Matt Ryan arrived in Atlanta through the 2008 NFL Draft as the third overall pick. The franchise had just endured an awful 4-12 season with a rotating poo-poo platter of Joey Harirngton, Chris Redman and Byron Leftwich at quarterback. That's because just one year prior, Michael Vick had been suspended for the dog fighting ring that would throw his career - and the state of the Atlanta Falcons - into complete disarray.
It's safe to say that a prodigy like Matt Ryan must have felt like a godsend to the Falcons. With 3,440 yards, 16 touchdowns and a rating of 87.7 the first-year starter would not only lead his team to an 11-5 record and a spot in the playoffs, he would also win Offensive Rookie of the Year honors. The Falcons had stumbled into one franchise quarterback just after losing another. Very few franchises can be so lucky.
Since then, Matt Ryan has been a modicum of consistency in the league. He's played in all but two games during his nine-year career and collected four Pro-Bowl invitations along the way. Up until this year, he's also led the Falcons to four playoff berths that produced a 1-4 SU record including a loss in the 2012 NFC Championships to the San Francisco 49ers.
That, in a way, summed up both Ryan and the Falcons. They were seemingly perennial threats in an always topsy-turvy NFC South, but they were hardly ever taken that seriously. Ryan himself would adopt the nickname "Matty Ice", which both described his approach to games…and unfortunately his performance in big ones.
An attitude about Ryan settled in during a dismal, three-year run where the Falcons went 18-30 SU that he was undeniably effective, but it was hard to call him "great", or loft him up in the elite category. There was just no evidence that he could get it done.
Now, a lot of this probably had to do with former head coach Mike Smith who had maligned the team with unimaginative strategies on both sides of the ball. In 2015, the club brought in former Seattle Seahawks defensive coordinator Dan Quinn to complement Ryan's cerebral approach to the game. Kyle Shanahan was then brought in as an offensive coordinator.
The going was rough as the Falcons finished 8-8 SU but the pieces were there. It often takes a couple years for a new coaching staff to gel with the incumbent personnel, and that's exactly what happened this past season.
The Falcons quickly anointed themselves as the best offence in the league, destroying records and becoming one of the top-10 overall producers of all time. Green Bay head coach Mike McCarthy described them as a buzzsaw, and that's about as accurate as you can get with these guys.

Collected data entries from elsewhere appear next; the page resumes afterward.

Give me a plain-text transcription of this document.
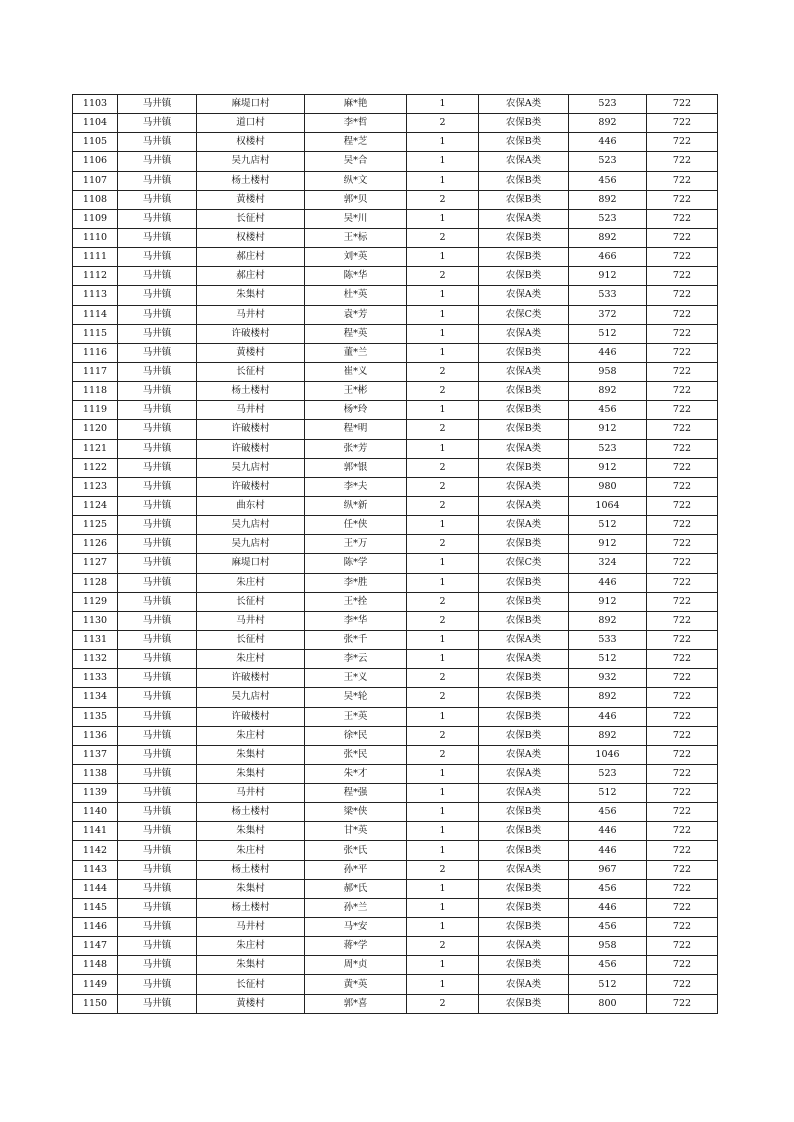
1103	马井镇	麻堤口村	麻*艳	1	农保A类	523	722
1104	马井镇	道口村	李*哲	2	农保B类	892	722
1105	马井镇	权楼村	程*芝	1	农保B类	446	722
1106	马井镇	吴九店村	吴*合	1	农保A类	523	722
1107	马井镇	杨土楼村	纵*文	1	农保B类	456	722
1108	马井镇	黄楼村	郭*贝	2	农保B类	892	722
1109	马井镇	长征村	吴*川	1	农保A类	523	722
1110	马井镇	权楼村	王*标	2	农保B类	892	722
1111	马井镇	郝庄村	刘*英	1	农保B类	466	722
1112	马井镇	郝庄村	陈*华	2	农保B类	912	722
1113	马井镇	朱集村	杜*英	1	农保A类	533	722
1114	马井镇	马井村	袁*芳	1	农保C类	372	722
1115	马井镇	许破楼村	程*英	1	农保A类	512	722
1116	马井镇	黄楼村	董*兰	1	农保B类	446	722
1117	马井镇	长征村	崔*义	2	农保A类	958	722
1118	马井镇	杨土楼村	王*彬	2	农保B类	892	722
1119	马井镇	马井村	杨*玲	1	农保B类	456	722
1120	马井镇	许破楼村	程*明	2	农保B类	912	722
1121	马井镇	许破楼村	张*芳	1	农保A类	523	722
1122	马井镇	吴九店村	郭*银	2	农保B类	912	722
1123	马井镇	许破楼村	李*夫	2	农保A类	980	722
1124	马井镇	曲东村	纵*新	2	农保A类	1064	722
1125	马井镇	吴九店村	任*侠	1	农保A类	512	722
1126	马井镇	吴九店村	王*万	2	农保B类	912	722
1127	马井镇	麻堤口村	陈*学	1	农保C类	324	722
1128	马井镇	朱庄村	李*胜	1	农保B类	446	722
1129	马井镇	长征村	王*拴	2	农保B类	912	722
1130	马井镇	马井村	李*华	2	农保B类	892	722
1131	马井镇	长征村	张*千	1	农保A类	533	722
1132	马井镇	朱庄村	李*云	1	农保A类	512	722
1133	马井镇	许破楼村	王*义	2	农保B类	932	722
1134	马井镇	吴九店村	吴*轮	2	农保B类	892	722
1135	马井镇	许破楼村	王*英	1	农保B类	446	722
1136	马井镇	朱庄村	徐*民	2	农保B类	892	722
1137	马井镇	朱集村	张*民	2	农保A类	1046	722
1138	马井镇	朱集村	朱*才	1	农保A类	523	722
1139	马井镇	马井村	程*强	1	农保A类	512	722
1140	马井镇	杨土楼村	梁*侠	1	农保B类	456	722
1141	马井镇	朱集村	甘*英	1	农保B类	446	722
1142	马井镇	朱庄村	张*氏	1	农保B类	446	722
1143	马井镇	杨土楼村	孙*平	2	农保A类	967	722
1144	马井镇	朱集村	郝*氏	1	农保B类	456	722
1145	马井镇	杨土楼村	孙*兰	1	农保B类	446	722
1146	马井镇	马井村	马*安	1	农保B类	456	722
1147	马井镇	朱庄村	蒋*学	2	农保A类	958	722
1148	马井镇	朱集村	周*贞	1	农保B类	456	722
1149	马井镇	长征村	黄*英	1	农保A类	512	722
1150	马井镇	黄楼村	郭*喜	2	农保B类	800	722
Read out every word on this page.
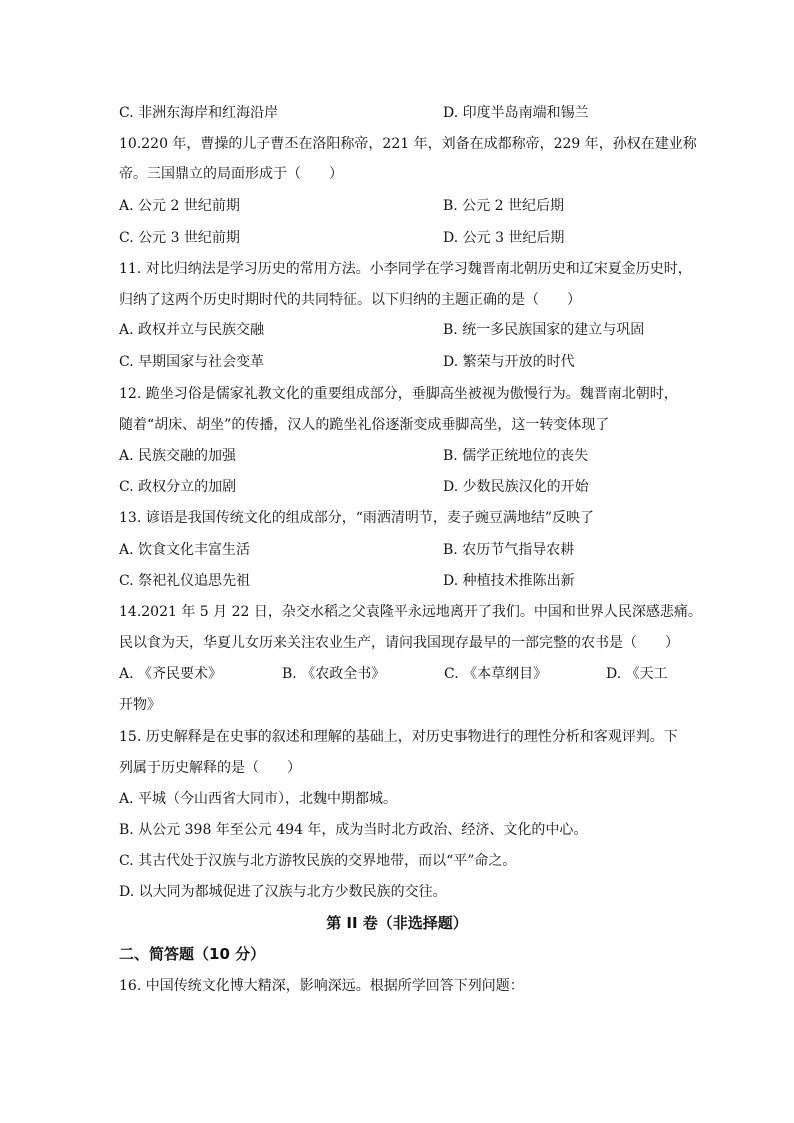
C. 非洲东海岸和红海沿岸	D. 印度半岛南端和锡兰
10.220 年，曹操的儿子曹丕在洛阳称帝，221 年，刘备在成都称帝，229 年，孙权在建业称
帝。三国鼎立的局面形成于（　　）
A. 公元 2 世纪前期	B. 公元 2 世纪后期
C. 公元 3 世纪前期	D. 公元 3 世纪后期
11. 对比归纳法是学习历史的常用方法。小李同学在学习魏晋南北朝历史和辽宋夏金历史时，
归纳了这两个历史时期时代的共同特征。以下归纳的主题正确的是（　　）
A. 政权并立与民族交融	B. 统一多民族国家的建立与巩固
C. 早期国家与社会变革	D. 繁荣与开放的时代
12. 跪坐习俗是儒家礼教文化的重要组成部分，垂脚高坐被视为傲慢行为。魏晋南北朝时，
随着“胡床、胡坐”的传播，汉人的跪坐礼俗逐渐变成垂脚高坐，这一转变体现了
A. 民族交融的加强	B. 儒学正统地位的丧失
C. 政权分立的加剧	D. 少数民族汉化的开始
13. 谚语是我国传统文化的组成部分，“雨洒清明节，麦子豌豆满地结”反映了
A. 饮食文化丰富生活	B. 农历节气指导农耕
C. 祭祀礼仪追思先祖	D. 种植技术推陈出新
14.2021 年 5 月 22 日，杂交水稻之父袁隆平永远地离开了我们。中国和世界人民深感悲痛。
民以食为天，华夏儿女历来关注农业生产，请问我国现存最早的一部完整的农书是（　　）
A. 《齐民要术》	B. 《农政全书》	C. 《本草纲目》	D. 《天工
开物》
15. 历史解释是在史事的叙述和理解的基础上，对历史事物进行的理性分析和客观评判。下
列属于历史解释的是（　　）
A. 平城（今山西省大同市），北魏中期都城。
B. 从公元 398 年至公元 494 年，成为当时北方政治、经济、文化的中心。
C. 其古代处于汉族与北方游牧民族的交界地带，而以“平”命之。
D. 以大同为都城促进了汉族与北方少数民族的交往。
第 II 卷（非选择题）
二、简答题（10 分）
16. 中国传统文化博大精深，影响深远。根据所学回答下列问题：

Atlanta scored 33.8 points per game this season, and Matt Ryan had the best season of his entire career in the process. With 4,944 yards, 38 touchdowns against just 10 turnovers and a rating of 117.1, Ryan put up MVP-caliber numbers.. Truth be told, it's his award to lose unless the pollsters view Brady as the guy this year.
So how did all this happen? Why the sudden turnaround? Was it Shanahan? Quinn? Did Ryan just turn a corner? We always prefer to single out one factor, but it's really a combination of all three. Ryan finally had an offensive coordinator who gave him a program he could thrive in, and he had a head coach who was happy to hand him the keys to the car.
We saw it during the Falcons' season on Hard Knocks leading up to the 2014 season. Matt Ryan was a star in the show, displaying the type of professionalism and poise that's needed from your team's best player. He was seen correcting the coaching staff that year on defensive reads, and lecturing his receivers on the types of things that they need to see so he could exploit coverage. Ryan has always been an intense student of the game. We've just been too quick to write him off because of eight lackluster seasons and a lone playoff victory.
It was always going to take a monumental effort to push Ryan into that "elite quarterback" discussion. That's exactly what's happened. Ryan is an example of what happens when consistency and patience allow for the right situation to be created. And now he is on the precipice of establishing himself as one of the best quarterbacks to hurl the pigskin in modern times.
The only thing standing in his way at Super Bowl LI, unfortunately, is the greatest quarterback of all time.